Bern, 22.04.2008 - Nachdem alle Vertragsparteien ihre Ratifikationsverfahren abgeschlossen haben, treten das Freihandelsabkommen zwischen den EFTA-Staaten und den Staaten der Südafrikanischen Zollunion (SACU: Südafrika, Botsuana, Lesotho, Namibia, Swasiland) sowie die bilateral zwischen den EFTA-Staaten und den SACU-Staaten abgeschlossenen Landwirtschaftsabkommen per 1. Mai 2008 in Kraft. Der Bundesrat hat auf diesen Termin die nötigen Verordnungsänderungen in Kraft gesetzt.

Das im Sommer 2006 unterzeichnete Freihandelsabkommen beseitigt für Industrieprodukte und verarbeitete Landwirtschaftserzeugnisse mit Ursprung in den EFTA-Staaten ab Inkrafttreten weitgehend die aus dem seit Januar 2000 geltenden Abkommen über Handel, Entwicklung und Zusammenarbeit zwischen Südafrika und der EU resultierenden Diskriminierungen gegenüber EU-Produkten auf dem südafrikanischen Markt. Industrieprodukte mit Ursprung in den SACU-Staaten können zollfrei in die Schweiz importiert werden. Gleichzeitig werden die in den bilateralen Agrarabkommen geregelten Zollreduktionen für ausgewählte Landwirtschaftserzeugnisse in Kraft gesetzt. Die den erwähnten Staaten gestützt auf das Allgemeine Präferenzensystem zugunsten der Entwicklungsländer bisher einseitig gewährten Zollpräferenzen werden durch die neuen vertraglichen Zollpräferenzen abgelöst. Das Abkommen enthält überdies Evolutivklauseln für die Bereiche Dienstleistungen, Investitionen, Geistiges Eigentum und öffentliches Beschaffungswesen.

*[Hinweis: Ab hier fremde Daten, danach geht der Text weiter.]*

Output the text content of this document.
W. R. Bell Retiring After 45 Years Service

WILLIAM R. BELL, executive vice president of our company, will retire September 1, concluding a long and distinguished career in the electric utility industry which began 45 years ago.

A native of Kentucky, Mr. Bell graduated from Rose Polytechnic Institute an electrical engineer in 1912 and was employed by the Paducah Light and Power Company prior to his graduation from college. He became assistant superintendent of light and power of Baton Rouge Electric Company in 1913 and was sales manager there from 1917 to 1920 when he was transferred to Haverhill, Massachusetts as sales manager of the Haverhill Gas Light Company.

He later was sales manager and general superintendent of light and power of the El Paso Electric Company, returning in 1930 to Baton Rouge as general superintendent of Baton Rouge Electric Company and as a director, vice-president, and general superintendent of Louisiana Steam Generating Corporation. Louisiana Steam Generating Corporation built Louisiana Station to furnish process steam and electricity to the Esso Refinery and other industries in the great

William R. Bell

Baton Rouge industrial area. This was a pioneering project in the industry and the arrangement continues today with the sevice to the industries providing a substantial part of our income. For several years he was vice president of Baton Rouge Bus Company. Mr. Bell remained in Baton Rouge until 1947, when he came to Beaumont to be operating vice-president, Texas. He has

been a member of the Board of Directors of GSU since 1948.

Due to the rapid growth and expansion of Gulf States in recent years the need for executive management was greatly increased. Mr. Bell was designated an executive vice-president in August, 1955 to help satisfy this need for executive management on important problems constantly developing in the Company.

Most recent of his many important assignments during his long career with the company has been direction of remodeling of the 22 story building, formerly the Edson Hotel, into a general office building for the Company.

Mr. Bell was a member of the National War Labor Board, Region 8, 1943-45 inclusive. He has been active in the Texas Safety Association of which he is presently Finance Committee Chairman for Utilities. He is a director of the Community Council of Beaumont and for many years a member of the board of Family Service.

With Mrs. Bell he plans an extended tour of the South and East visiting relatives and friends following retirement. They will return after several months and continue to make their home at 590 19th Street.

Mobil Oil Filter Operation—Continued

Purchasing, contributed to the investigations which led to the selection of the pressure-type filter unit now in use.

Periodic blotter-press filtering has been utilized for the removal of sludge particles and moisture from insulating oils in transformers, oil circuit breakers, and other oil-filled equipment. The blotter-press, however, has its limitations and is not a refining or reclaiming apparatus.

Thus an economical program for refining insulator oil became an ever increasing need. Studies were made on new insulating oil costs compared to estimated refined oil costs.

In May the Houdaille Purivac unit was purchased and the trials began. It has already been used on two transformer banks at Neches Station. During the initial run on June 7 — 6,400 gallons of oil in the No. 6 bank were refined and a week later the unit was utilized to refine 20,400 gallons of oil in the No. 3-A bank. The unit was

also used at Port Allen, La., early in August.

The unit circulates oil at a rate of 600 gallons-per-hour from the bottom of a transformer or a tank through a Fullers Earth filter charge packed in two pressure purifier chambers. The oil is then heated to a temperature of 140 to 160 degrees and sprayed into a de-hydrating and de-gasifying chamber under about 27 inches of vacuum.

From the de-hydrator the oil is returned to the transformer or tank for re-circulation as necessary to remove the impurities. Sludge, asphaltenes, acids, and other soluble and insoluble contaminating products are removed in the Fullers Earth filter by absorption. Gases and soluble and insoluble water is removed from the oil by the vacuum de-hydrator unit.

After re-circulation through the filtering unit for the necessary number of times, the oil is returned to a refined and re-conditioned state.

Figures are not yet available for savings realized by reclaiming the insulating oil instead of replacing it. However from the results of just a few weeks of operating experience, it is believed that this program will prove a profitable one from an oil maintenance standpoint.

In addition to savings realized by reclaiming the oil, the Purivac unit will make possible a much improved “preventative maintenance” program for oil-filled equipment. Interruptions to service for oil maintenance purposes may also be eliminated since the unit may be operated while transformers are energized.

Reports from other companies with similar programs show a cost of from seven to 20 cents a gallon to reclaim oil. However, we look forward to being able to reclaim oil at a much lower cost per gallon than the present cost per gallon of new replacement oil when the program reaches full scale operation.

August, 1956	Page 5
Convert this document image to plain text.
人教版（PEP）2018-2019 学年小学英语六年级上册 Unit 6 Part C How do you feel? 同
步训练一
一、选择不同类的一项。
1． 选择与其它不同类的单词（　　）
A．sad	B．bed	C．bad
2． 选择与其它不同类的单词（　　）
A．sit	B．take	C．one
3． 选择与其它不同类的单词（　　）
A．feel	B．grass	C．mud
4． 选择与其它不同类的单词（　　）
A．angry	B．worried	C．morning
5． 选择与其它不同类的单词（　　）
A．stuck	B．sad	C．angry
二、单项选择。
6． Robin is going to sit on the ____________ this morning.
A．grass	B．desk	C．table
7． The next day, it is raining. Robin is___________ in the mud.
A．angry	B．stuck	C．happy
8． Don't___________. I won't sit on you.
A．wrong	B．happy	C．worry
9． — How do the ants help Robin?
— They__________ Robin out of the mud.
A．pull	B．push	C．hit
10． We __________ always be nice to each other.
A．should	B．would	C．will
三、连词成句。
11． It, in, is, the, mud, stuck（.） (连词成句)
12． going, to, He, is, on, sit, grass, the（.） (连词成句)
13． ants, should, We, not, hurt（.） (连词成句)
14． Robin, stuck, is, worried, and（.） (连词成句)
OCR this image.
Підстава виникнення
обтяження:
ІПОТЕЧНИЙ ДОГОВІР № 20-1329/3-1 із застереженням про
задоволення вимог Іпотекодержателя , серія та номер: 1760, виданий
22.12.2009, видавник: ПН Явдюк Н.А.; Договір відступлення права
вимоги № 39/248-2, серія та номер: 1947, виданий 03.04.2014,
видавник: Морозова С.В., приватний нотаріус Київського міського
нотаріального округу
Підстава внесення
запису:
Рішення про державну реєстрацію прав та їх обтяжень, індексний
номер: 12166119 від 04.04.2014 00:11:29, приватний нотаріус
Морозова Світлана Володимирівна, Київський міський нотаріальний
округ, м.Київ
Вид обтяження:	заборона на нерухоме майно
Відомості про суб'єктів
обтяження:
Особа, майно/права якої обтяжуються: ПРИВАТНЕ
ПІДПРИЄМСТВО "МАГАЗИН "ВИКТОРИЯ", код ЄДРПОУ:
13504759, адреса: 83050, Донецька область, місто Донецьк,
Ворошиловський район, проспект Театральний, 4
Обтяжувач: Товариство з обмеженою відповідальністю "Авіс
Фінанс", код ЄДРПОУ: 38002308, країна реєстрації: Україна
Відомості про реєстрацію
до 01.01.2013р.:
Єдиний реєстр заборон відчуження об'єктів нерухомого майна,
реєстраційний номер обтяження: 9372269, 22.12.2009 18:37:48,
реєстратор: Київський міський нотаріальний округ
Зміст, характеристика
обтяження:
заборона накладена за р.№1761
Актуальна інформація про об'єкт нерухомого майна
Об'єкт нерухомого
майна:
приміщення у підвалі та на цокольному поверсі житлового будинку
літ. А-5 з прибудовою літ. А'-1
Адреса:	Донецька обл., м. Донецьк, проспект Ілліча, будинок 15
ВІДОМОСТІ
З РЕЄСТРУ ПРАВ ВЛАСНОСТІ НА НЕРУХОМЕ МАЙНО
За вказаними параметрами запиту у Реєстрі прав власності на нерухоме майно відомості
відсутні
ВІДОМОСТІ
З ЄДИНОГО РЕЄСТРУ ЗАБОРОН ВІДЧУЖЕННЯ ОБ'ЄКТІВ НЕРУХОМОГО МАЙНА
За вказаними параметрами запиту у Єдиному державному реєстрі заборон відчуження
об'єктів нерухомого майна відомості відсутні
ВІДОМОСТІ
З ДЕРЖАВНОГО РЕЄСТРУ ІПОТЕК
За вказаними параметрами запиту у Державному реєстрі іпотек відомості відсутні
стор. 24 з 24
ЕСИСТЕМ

Das Freihandelsabkommen mit den SACU-Staaten ergänzt das Netzwerk der Freihandelsabkommen, das die EFTA-Staaten seit Anfang der 1990er Jahre mit Drittländern aufbauen. Da die Schweizer Wirtschaft stark von ihren Exporten in breit diversifizierte Absatzmärkte abhängig ist, stellt der Abschluss von Freihandelsabkommen - neben der Mitgliedschaft in der WTO und den vertraglichen Beziehungen mit der Europäischen Union - einen der drei Hauptpfeiler der Schweizer Politik zur Marktöffnung und Verbesserung der Rahmenbedingungen für die Aussenwirtschaftsbeziehungen ihrer Wirtschaft dar.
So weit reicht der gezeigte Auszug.